Selecting your kitchen countertop material is one of the most important decisions you’ll make when renovating your home. While you may have a particular vision in mind, choosing the surface for your space should be based on more than just appearance alone. There are some surfaces that are low-maintenance, but other materials such as granite and marble, require extra care and upkeep to maintain their beauty.
Let’s dive into the basics of using granite and marble in your home.
Granite is a top choice for countertops among homeowners because of its high-class aesthetic, rich beauty and it’s durability. It is available in a variety of shades, no two pieces are exactly the same, and comes in both matte and polished finishes. Granite countertops give your kitchen a look that is truly its own.
Aside from its natural beauty, granite is a substance that takes normal wear and tear. When sealed properly, granite countertops require minimal maintenance and everyday activities like knife blades, hot pans and spillage won’t damage its surface. However, a poorly-sealed or neglected countertop can harbor bacteria in its pores and absorb spills that are impossible to remove.
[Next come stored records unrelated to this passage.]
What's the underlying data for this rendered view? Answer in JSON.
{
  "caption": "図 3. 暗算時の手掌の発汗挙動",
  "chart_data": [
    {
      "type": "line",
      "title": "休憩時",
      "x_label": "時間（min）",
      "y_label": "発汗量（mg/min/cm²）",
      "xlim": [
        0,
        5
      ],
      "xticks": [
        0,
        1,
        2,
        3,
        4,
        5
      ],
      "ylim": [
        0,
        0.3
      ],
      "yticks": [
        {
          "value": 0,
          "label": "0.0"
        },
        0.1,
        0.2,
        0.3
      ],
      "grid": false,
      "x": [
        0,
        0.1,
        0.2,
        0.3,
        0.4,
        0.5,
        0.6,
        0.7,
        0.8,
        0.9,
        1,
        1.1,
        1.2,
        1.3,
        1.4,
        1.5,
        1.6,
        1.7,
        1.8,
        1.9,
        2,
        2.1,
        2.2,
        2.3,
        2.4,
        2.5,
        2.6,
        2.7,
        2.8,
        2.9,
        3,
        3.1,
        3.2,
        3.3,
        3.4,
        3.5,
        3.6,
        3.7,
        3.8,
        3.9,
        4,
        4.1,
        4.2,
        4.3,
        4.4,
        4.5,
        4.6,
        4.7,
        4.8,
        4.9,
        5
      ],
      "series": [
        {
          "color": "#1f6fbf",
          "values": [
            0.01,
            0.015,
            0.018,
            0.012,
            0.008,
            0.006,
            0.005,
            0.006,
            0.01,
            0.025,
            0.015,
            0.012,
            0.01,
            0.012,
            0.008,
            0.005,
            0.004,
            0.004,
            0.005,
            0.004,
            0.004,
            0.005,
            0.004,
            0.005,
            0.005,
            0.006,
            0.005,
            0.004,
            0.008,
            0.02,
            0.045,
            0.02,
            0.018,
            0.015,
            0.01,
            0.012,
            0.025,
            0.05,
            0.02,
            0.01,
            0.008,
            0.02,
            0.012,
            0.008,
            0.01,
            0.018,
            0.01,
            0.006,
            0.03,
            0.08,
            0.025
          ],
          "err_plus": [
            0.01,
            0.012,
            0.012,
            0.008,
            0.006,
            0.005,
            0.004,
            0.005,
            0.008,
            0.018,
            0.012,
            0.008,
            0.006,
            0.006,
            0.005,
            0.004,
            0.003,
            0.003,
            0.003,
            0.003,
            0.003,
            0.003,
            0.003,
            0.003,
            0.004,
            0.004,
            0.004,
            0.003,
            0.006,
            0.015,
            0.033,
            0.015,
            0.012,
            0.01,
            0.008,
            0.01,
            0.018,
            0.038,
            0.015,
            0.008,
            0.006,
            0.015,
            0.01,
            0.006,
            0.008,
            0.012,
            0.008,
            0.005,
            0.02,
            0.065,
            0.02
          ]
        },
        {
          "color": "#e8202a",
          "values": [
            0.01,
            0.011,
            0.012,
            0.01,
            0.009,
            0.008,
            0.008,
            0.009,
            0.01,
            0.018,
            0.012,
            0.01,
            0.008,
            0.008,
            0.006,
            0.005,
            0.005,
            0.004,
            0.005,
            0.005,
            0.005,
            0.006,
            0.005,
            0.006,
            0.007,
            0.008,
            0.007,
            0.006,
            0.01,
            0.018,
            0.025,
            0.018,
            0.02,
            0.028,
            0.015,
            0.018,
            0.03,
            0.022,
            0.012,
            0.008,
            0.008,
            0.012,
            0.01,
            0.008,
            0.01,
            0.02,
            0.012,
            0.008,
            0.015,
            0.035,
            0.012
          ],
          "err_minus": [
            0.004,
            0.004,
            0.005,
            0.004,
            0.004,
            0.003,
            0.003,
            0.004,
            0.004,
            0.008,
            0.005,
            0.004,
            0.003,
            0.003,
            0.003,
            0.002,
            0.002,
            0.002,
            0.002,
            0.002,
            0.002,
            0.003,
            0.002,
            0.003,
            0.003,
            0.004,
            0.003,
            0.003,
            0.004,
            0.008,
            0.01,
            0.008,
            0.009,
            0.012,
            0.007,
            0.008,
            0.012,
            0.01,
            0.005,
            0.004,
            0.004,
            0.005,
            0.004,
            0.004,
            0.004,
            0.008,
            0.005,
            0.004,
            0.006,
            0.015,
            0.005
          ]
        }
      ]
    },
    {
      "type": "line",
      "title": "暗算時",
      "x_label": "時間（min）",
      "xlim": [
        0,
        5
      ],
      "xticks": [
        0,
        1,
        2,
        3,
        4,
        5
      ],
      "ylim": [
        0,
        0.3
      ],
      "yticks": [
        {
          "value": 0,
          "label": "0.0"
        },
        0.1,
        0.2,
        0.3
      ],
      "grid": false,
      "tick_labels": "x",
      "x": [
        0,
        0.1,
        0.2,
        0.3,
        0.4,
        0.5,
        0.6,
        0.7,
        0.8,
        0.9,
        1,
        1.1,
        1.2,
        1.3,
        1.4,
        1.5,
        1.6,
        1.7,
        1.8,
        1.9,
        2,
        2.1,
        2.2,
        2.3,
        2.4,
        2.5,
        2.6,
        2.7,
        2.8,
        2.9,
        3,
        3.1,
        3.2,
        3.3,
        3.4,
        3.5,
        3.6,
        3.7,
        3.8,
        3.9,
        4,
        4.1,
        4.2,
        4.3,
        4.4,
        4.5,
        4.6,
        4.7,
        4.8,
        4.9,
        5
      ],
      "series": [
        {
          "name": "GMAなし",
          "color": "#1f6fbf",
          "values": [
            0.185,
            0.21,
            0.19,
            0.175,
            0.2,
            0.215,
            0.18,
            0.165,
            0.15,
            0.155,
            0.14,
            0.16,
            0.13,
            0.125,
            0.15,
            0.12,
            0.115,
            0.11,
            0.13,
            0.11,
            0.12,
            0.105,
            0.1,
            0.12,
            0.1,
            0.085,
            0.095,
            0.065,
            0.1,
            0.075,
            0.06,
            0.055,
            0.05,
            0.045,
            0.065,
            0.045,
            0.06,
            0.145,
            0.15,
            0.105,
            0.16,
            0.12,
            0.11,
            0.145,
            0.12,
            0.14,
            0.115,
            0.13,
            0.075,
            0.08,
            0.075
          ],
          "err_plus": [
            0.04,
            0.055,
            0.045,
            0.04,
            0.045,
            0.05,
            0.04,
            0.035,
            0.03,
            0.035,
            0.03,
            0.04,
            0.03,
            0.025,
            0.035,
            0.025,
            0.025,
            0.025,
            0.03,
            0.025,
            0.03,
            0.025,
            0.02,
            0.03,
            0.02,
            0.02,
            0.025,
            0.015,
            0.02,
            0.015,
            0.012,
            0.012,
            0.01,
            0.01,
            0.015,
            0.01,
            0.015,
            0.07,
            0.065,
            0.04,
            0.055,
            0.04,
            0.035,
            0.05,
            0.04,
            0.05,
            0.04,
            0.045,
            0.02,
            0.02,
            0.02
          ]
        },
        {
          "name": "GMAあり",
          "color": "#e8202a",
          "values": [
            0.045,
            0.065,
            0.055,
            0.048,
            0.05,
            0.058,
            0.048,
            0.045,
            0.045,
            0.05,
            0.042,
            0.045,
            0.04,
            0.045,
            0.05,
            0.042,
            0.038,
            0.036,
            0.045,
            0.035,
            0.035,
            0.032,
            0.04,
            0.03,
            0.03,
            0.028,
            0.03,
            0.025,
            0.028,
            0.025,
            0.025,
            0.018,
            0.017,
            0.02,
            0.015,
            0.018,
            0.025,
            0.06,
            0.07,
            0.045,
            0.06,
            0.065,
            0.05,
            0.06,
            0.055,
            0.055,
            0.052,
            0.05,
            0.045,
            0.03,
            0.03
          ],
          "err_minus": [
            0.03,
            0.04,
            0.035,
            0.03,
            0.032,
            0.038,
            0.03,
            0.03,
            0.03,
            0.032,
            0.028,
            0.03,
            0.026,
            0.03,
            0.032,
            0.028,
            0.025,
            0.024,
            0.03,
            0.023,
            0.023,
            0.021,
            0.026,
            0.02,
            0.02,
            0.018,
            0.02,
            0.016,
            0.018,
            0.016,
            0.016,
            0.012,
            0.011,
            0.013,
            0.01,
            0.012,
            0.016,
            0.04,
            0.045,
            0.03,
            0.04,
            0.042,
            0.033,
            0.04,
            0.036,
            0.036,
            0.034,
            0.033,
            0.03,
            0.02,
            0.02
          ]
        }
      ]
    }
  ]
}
Marble counters no doubt offer spectacular beauty and elegance. The igneous stone comes in many hues, and no two slabs are alike, creating a truly unique look in your home. Additionally, marble can be a less expensive choice (depending on color) than other hard-wearing countertop materials, holds up well to heat, and is widely available.
So what’s the problem with marble countertops? Scratching, staining, chipping and etching.
Marble’s polished surface (along with other soft stones) is very vulnerable to household acids. That means food-related products such as vinegar, mustard and citrus can cause a chemical reaction and remove the polish on your stone.
So unless you cook and entertain with caution, you may want to steer clear of selecting marble for your kitchen countertops. However, this stone has a naturally smooth and cool surface, which is ideal for a pastry slab, and it’s high-tolerance for heat make it a great choice for around a fireplace.
When choosing materials for your countertop, considering the amount of upkeep you are willing to put in to maintain the beauty of your stone. If you are looking for high-quality options that are durable and functional, yet require no maintenance, consider a non-porous solid surface like quartz, stainless steel or laminate.